The Lord took me away from that environment when I failed in every area I had previously succeeded in; it was my first lesson in applying 1 Corinthians 10:12:  "Therefore let him who thinks he stands take heed that he does not fall."

I left that college half-way through my sophomore year, chastened but with the promise that if I got my life in order I could apply again later and be received under probation. That was the grace I needed, and I made every effort to meet the requirements. They took me back.

When I returned, there was a spiritual excitement on the campus. I was swept up in it. God was at work. I was hungry and thirsty as I had not been before the discipline. And instead of going now to a settled church, of which there were many, I was going to be part of a new church, one that was going to do church right.

I ought to have known better, having been taught the Word well, but I let myself be part of this new flock.

Hey, it was growing in numbers weekly with many coming from other campuses in the area. We were going to be something both new and old.

I ought to have known better, but there were certain appeals to this, appeals as much to the flesh as to the spirit.

And I was doing well academically this time, so it had to be God's will for me to be involved, right?

After some time passed, I began to have my doubts as to the health of the whole "church." I could no longer satisfy myself that the outreach both locally and internationally was of the Lord or that the teaching behind those efforts was sound.

The last straw was when I asked one of the "elders" a question and he replied, "Just trust us."

That was enough. I knew that I had been exposing myself to wolves in ministerial clothing. I thank God that I got out of there comparatively unscathed.


Tuesday, August 13, 2013

Some thoughts about God

It is impossible to state all God Is but here are some thoughts
God Is
In all that He is, God is infinite
In love
In joy
In peace
In patience
In kindness
In gentleness
In mercy
In self-control
In unchangingness
In compassion
In righteousness
In justice
In holiness
In all He Is--the Way, the Truth, the Life, Sovereign Creator and Sustainer--
His perfections are infinite

Tuesday, August 06, 2013

Transition

Our transition from California to Kentucky is nearly complete. It is quite a process.  We had to provide certain documents to obtain our Kentucky cards and Garry had to prove ownership of the car.  But we are now card-carrying members of the Commonwealth of Kentucky, and have a Kentucky license plate. The car has known life only with California plates before this.
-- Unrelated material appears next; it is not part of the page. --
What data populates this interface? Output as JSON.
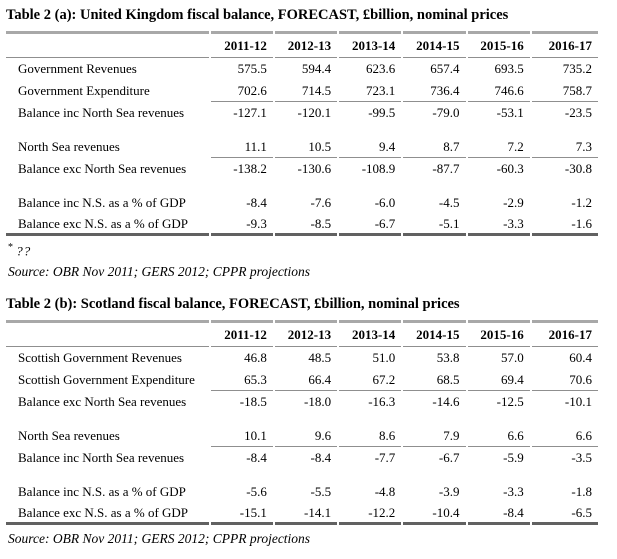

As we go through what we need to, I am reminded of two passages from Scripture: Philippians 2:5-11 and Philippians 3:20-21.

Philippians 2:5-11: "Have this mind among yourselves, which is yours in Christ Jesus, who, though he was in the form of God. did not consider equality with God a thing to be grasped, but emptied himself by taking the form of a servant, being born in the likeness of men. And being found in human form, he humbled himself by becoming obedient to the point of death, even death on a cross. Therefore God has highly exalted him and bestowed on him the name that is above every name, so that at the name of Jesus every knee should bow, in heaven and on earth and under the earth, and every tongue confess that Jesus Christ is Lord, to the glory of God the Father."

Philippians 3:20-21: "But our citizenship is in heaven, and from it we await a Savior, the Lord Jesus Christ, who will transform our lowly body to be like his glorious body, by the power that enables him even to subject all things to himself."

Philippians 2:5-11 makes 3:20-21 possible.